Back now to the daily opus of attention paid Lia’s diabetes. Her wellness of course is always on our minds and as such our strategy in treating the disease is simple: be open to anything that will multiply our opportunities to know it, treat it, and deal with it better emotionally, mentally, and physically.
So last week we took full advantage of a four day test run on the iPro Continuous Glucose reader from Medtronic. This is a small device, shaped like a horseshoe crab but much smaller, about two inches in length, that attaches to the skin and continually captures blood sugar readings, while the person with diabetes goes about their normal routine. At the end of the test period, the CGM is removed and the data downloaded to a computer, where it is analyzed and compared against other collected information such as exercise, food and insulin intake, so that patterns of glucose fluctuations can be marked and adjustments made to the diabetes care plan.
Though we don’t have the data yet and cannot attest to its usefulness, the alternative testing to CGMS involves skipping meals and/or testing each hour for four to five hours, making bolus or basal adjustments, and retesting. Not something Lia or anyone else in the house was too excited to undertake. So at our last quarterly checkup we asked about the CGMS. The staff supported it and a month later she was outfitted (the tape was the worse part of it; see a few poorly shot photos here).

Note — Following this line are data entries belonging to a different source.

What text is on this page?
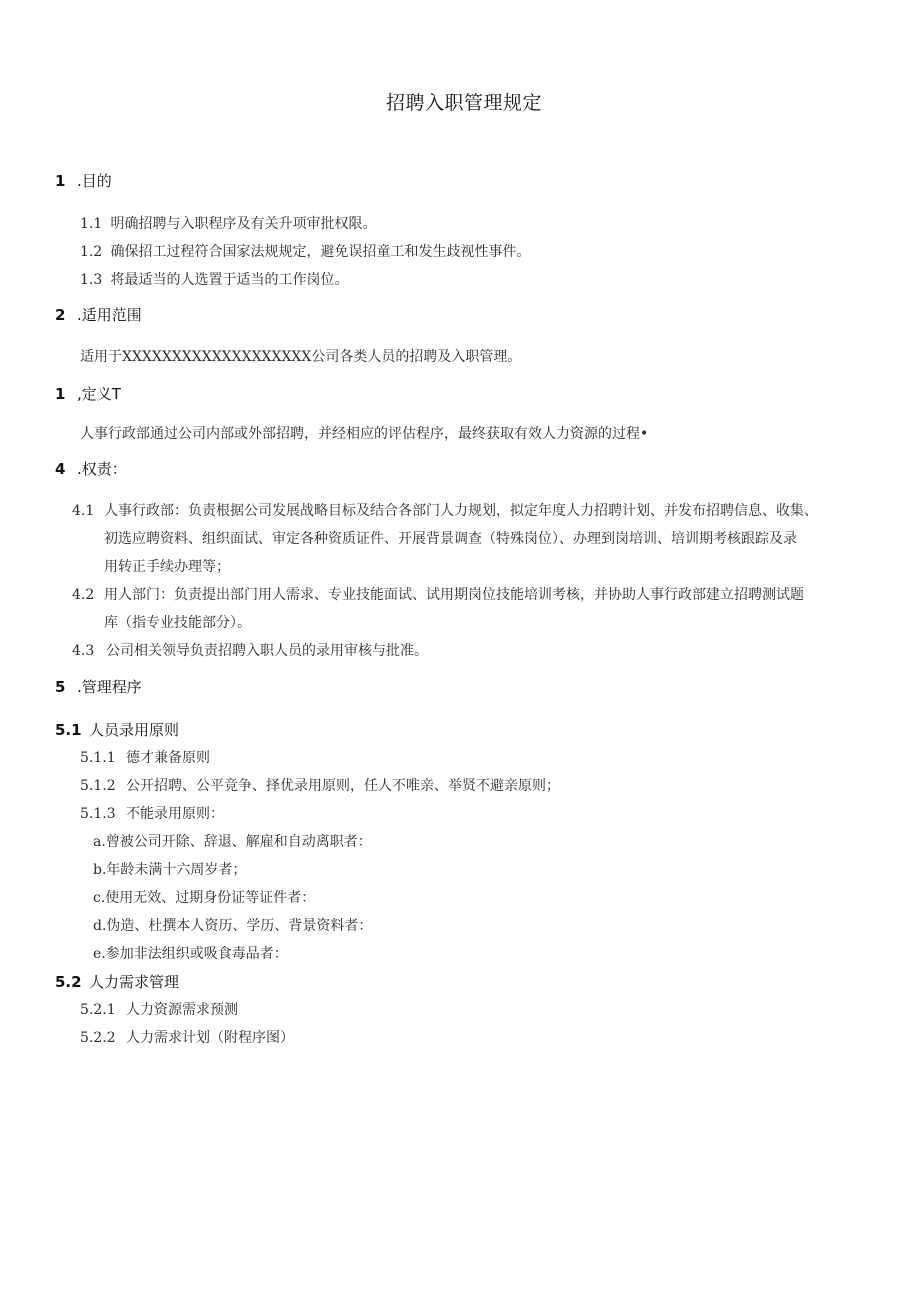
招聘入职管理规定
1 .目的
1.1 明确招聘与入职程序及有关升项审批权限。
1.2 确保招工过程符合国家法规规定，避免误招童工和发生歧视性事件。
1.3 将最适当的人选置于适当的工作岗位。
2 .适用范围
适用于XXXXXXXXXXXXXXXXXXX公司各类人员的招聘及入职管理。
1 ,定义T
人事行政部通过公司内部或外部招聘，并经相应的评估程序，最终获取有效人力资源的过程•
4 .权责：
4.1 人事行政部：负责根据公司发展战略目标及结合各部门人力规划，拟定年度人力招聘计划、并发布招聘信息、收集、
初选应聘资料、组织面试、审定各种资质证件、开展背景调查（特殊岗位）、办理到岗培训、培训期考核跟踪及录
用转正手续办理等；
4.2 用人部门：负责提出部门用人需求、专业技能面试、试用期岗位技能培训考核，并协助人事行政部建立招聘测试题
库（指专业技能部分）。
4.3 公司相关领导负责招聘入职人员的录用审核与批准。
5 .管理程序
5.1 人员录用原则
5.1.1 德才兼备原则
5.1.2 公开招聘、公平竞争、择优录用原则，任人不唯亲、举贤不避亲原则；
5.1.3 不能录用原则：
a.曾被公司开除、辞退、解雇和自动离职者：
b.年龄未满十六周岁者；
c.使用无效、过期身份证等证件者：
d.伪造、杜撰本人资历、学历、背景资料者：
e.参加非法组织或吸食毒品者：
5.2 人力需求管理
5.2.1 人力资源需求预测
5.2.2 人力需求计划（附程序图）
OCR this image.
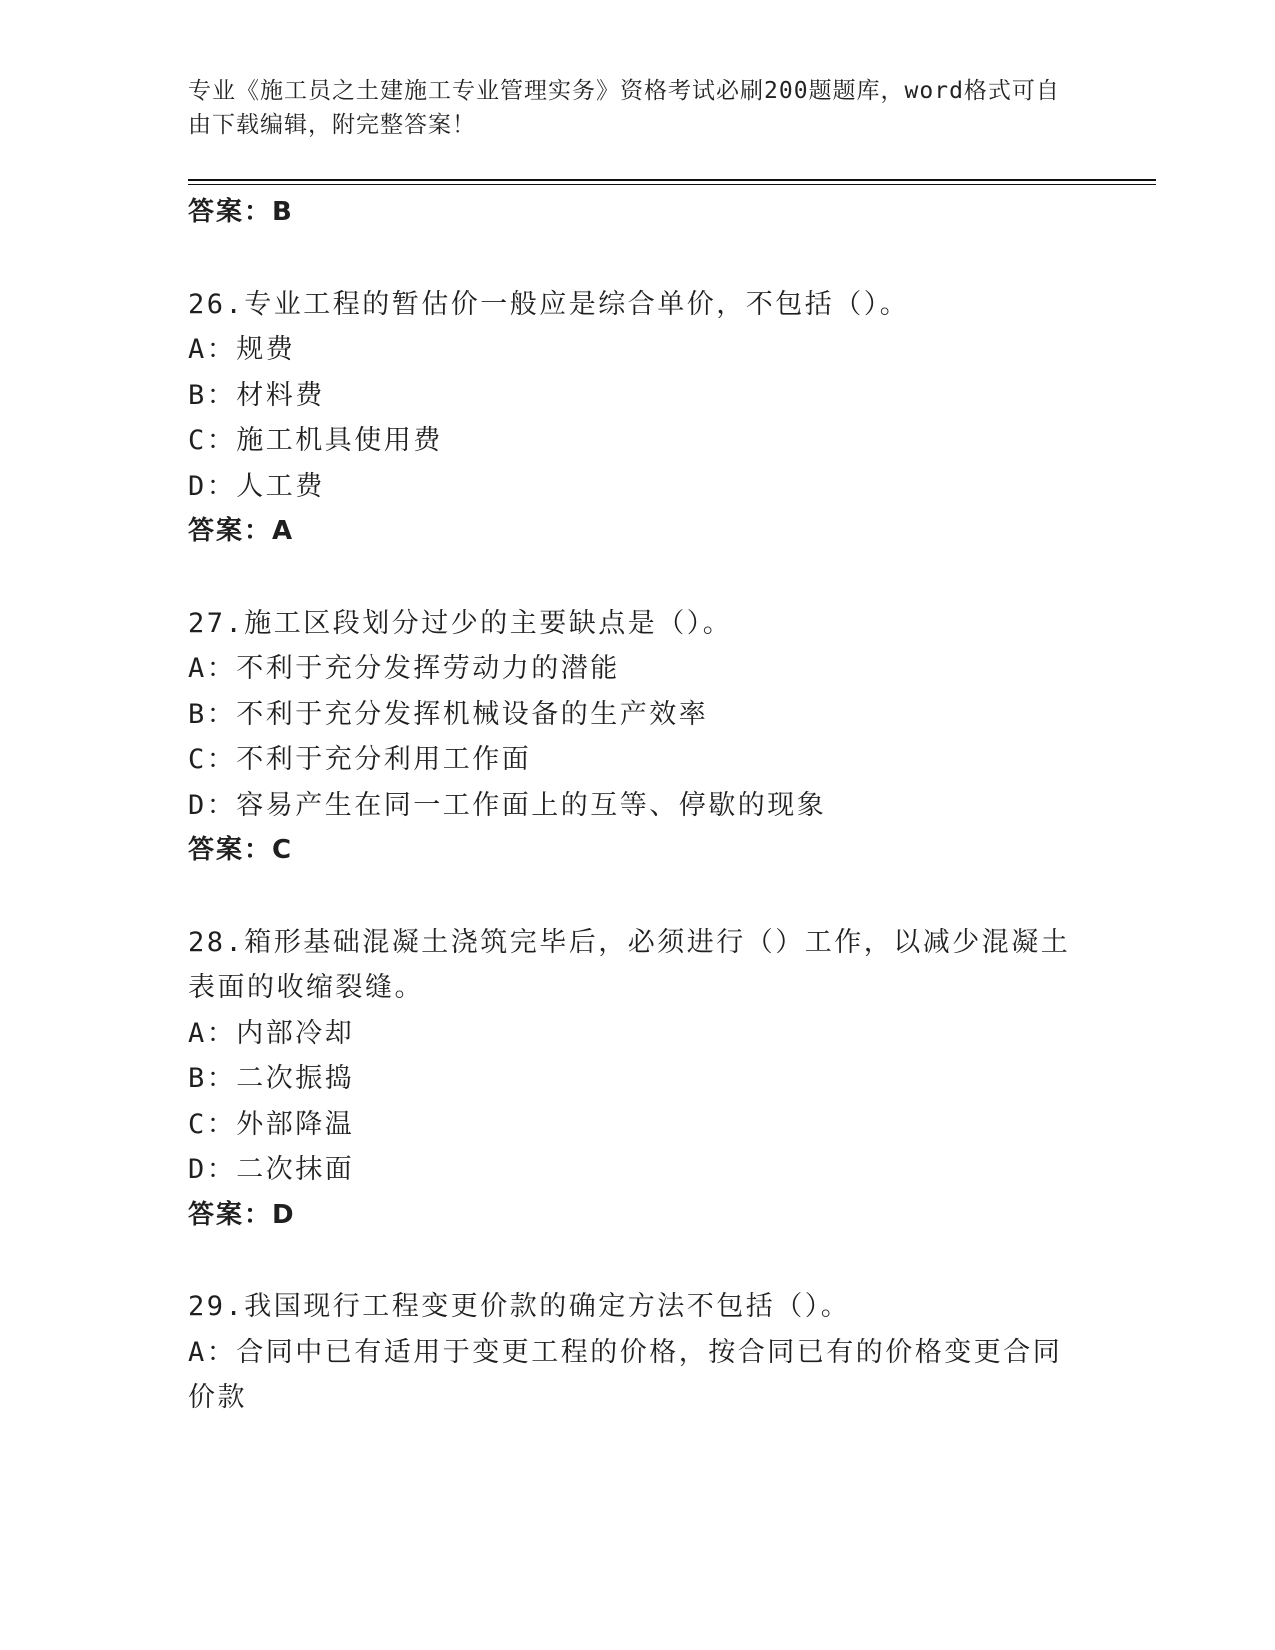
专业《施工员之土建施工专业管理实务》资格考试必刷200题题库，word格式可自由下载编辑，附完整答案！
答案：B
26.专业工程的暂估价一般应是综合单价，不包括（）。
A：规费
B：材料费
C：施工机具使用费
D：人工费
答案：A
27.施工区段划分过少的主要缺点是（）。
A：不利于充分发挥劳动力的潜能
B：不利于充分发挥机械设备的生产效率
C：不利于充分利用工作面
D：容易产生在同一工作面上的互等、停歇的现象
答案：C
28.箱形基础混凝土浇筑完毕后，必须进行（）工作，以减少混凝土表面的收缩裂缝。
A：内部冷却
B：二次振捣
C：外部降温
D：二次抹面
答案：D
29.我国现行工程变更价款的确定方法不包括（）。
A：合同中已有适用于变更工程的价格，按合同已有的价格变更合同价款
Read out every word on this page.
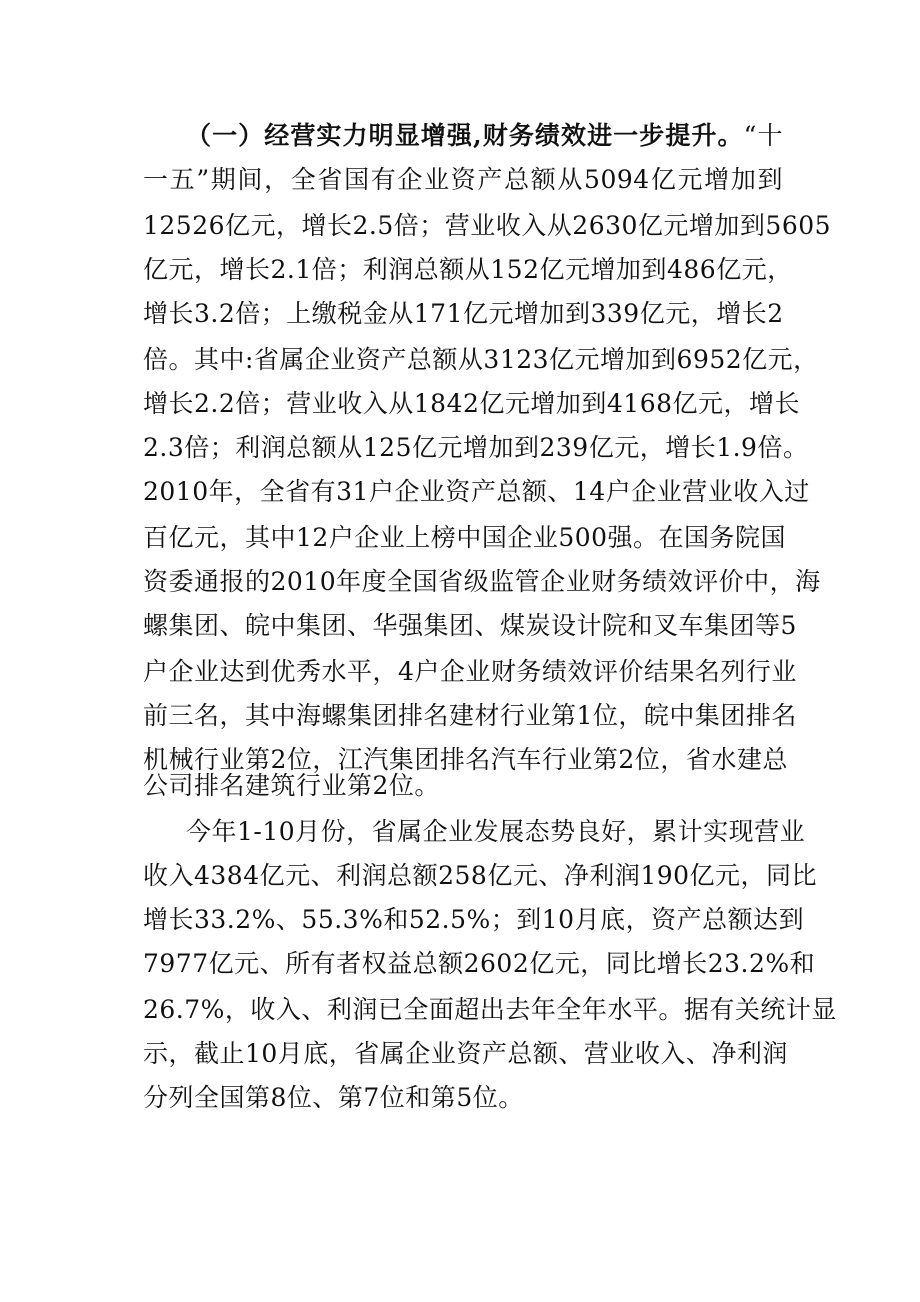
（一）经营实力明显增强,财务绩效进一步提升。“十
一五”期间，全省国有企业资产总额从5094亿元增加到
12526亿元，增长2.5倍；营业收入从2630亿元增加到5605
亿元，增长2.1倍；利润总额从152亿元增加到486亿元，
增长3.2倍；上缴税金从171亿元增加到339亿元，增长2
倍。其中:省属企业资产总额从3123亿元增加到6952亿元，
增长2.2倍；营业收入从1842亿元增加到4168亿元，增长
2.3倍；利润总额从125亿元增加到239亿元，增长1.9倍。
2010年，全省有31户企业资产总额、14户企业营业收入过
百亿元，其中12户企业上榜中国企业500强。在国务院国
资委通报的2010年度全国省级监管企业财务绩效评价中，海
螺集团、皖中集团、华强集团、煤炭设计院和叉车集团等5
户企业达到优秀水平，4户企业财务绩效评价结果名列行业
前三名，其中海螺集团排名建材行业第1位，皖中集团排名
机械行业第2位，江汽集团排名汽车行业第2位，省水建总
公司排名建筑行业第2位。
今年1-10月份，省属企业发展态势良好，累计实现营业
收入4384亿元、利润总额258亿元、净利润190亿元，同比
增长33.2%、55.3%和52.5%；到10月底，资产总额达到
7977亿元、所有者权益总额2602亿元，同比增长23.2%和
26.7%，收入、利润已全面超出去年全年水平。据有关统计显
示，截止10月底，省属企业资产总额、营业收入、净利润
分列全国第8位、第7位和第5位。
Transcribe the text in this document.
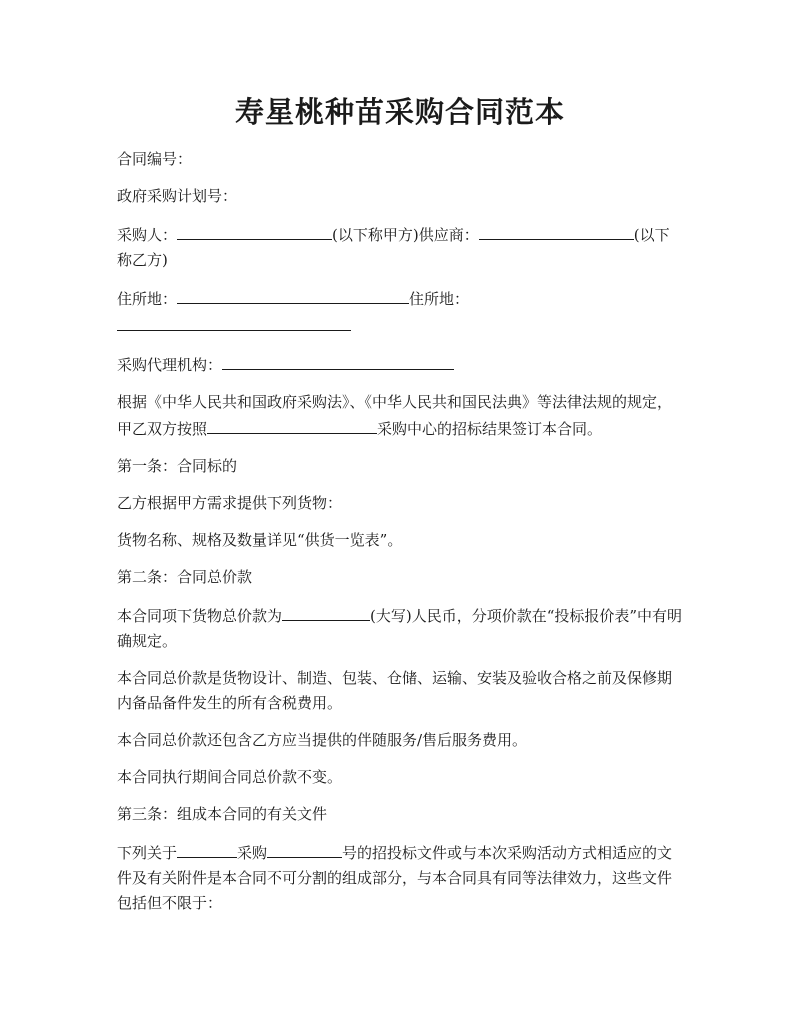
寿星桃种苗采购合同范本

合同编号：

政府采购计划号：

采购人：	(以下称甲方)供应商：	(以下称乙方)

住所地：	住所地：

采购代理机构：

根据《中华人民共和国政府采购法》、《中华人民共和国民法典》等法律法规的规定，甲乙双方按照	采购中心的招标结果签订本合同。

第一条：合同标的

乙方根据甲方需求提供下列货物：

货物名称、规格及数量详见“供货一览表”。

第二条：合同总价款

本合同项下货物总价款为	(大写)人民币，分项价款在“投标报价表”中有明确规定。

本合同总价款是货物设计、制造、包装、仓储、运输、安装及验收合格之前及保修期内备品备件发生的所有含税费用。

本合同总价款还包含乙方应当提供的伴随服务/售后服务费用。

本合同执行期间合同总价款不变。

第三条：组成本合同的有关文件

下列关于	采购	号的招投标文件或与本次采购活动方式相适应的文件及有关附件是本合同不可分割的组成部分，与本合同具有同等法律效力，这些文件包括但不限于：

Outside of the obvious interest in learning more about how Lia’s blood sugars behave throughout the day, is how we all sleep at night, or don’t as the case may be. That last comment will ring very familiar with some, but to others I should explain. To do that I’ll need to backtrack.
I mentioned before our eagerness to learn all that we can about Lia’s diabetes. That’s true in every aspect of her care but one: Nighttime lows, which makes little sense when you consider that during the waking part of the day someone is always with her. Should we not be more concerned of those times when someone is not?
But other than arming ourselves with an understanding of the likely causes, nighttime hypoglycemia remains a weak link in our armor against diabetes. I don’t know why that is. It may have to do with fear, or it could be that ignorance is truly bliss and to be any wiser is folly. After all, isn’t our world affected enough with the knowledge that lows can and do happen, anytime day or night, and the consequences can be fatal? Is that not all the call that is needed to get one of us up once or twice after dark to check Lia’s blood sugar levels? Would any more general knowledge — frequencies of occurrence, tales of courage or loss, the likelihood that Lia would wake on her own if she happens to go low, or even a computer-generated chart of her nighttime averages — give us the prudence to sleep straight through?
It is probably not information that would be wasted. It would be rare if that were the case. The treatment of diabetes is a lot like fighting a war: to avert disaster, know your enemy and know yourself. But is a four day clinical test substantial enough to put to rest any worry?
At a data-collected glance, the most challenge we have with her blood glucose levels are just before she goes to bed. Most of her meter readings — seventy-five percent last week, including those taken at two a.m. — are in range. There was only one case of hypoglycemia and it was minor and could be easily explained (incorrect bolus at breakfast time). She wakes most mornings within a few points of her target.
So maybe our worry is unwarranted. Maybe we’re losing sleep over nothing. Our bodies and sometimes our minds scream out: Yes, yes, you are. But our hearts cry something other.
The security of knowing first-hand, of really knowing that she is safe and sound is a thing no parent can truly relinquish, not to stories or knowledge or detailed computerized data.
Fear sometimes is impossible to let go, regardless how much you know.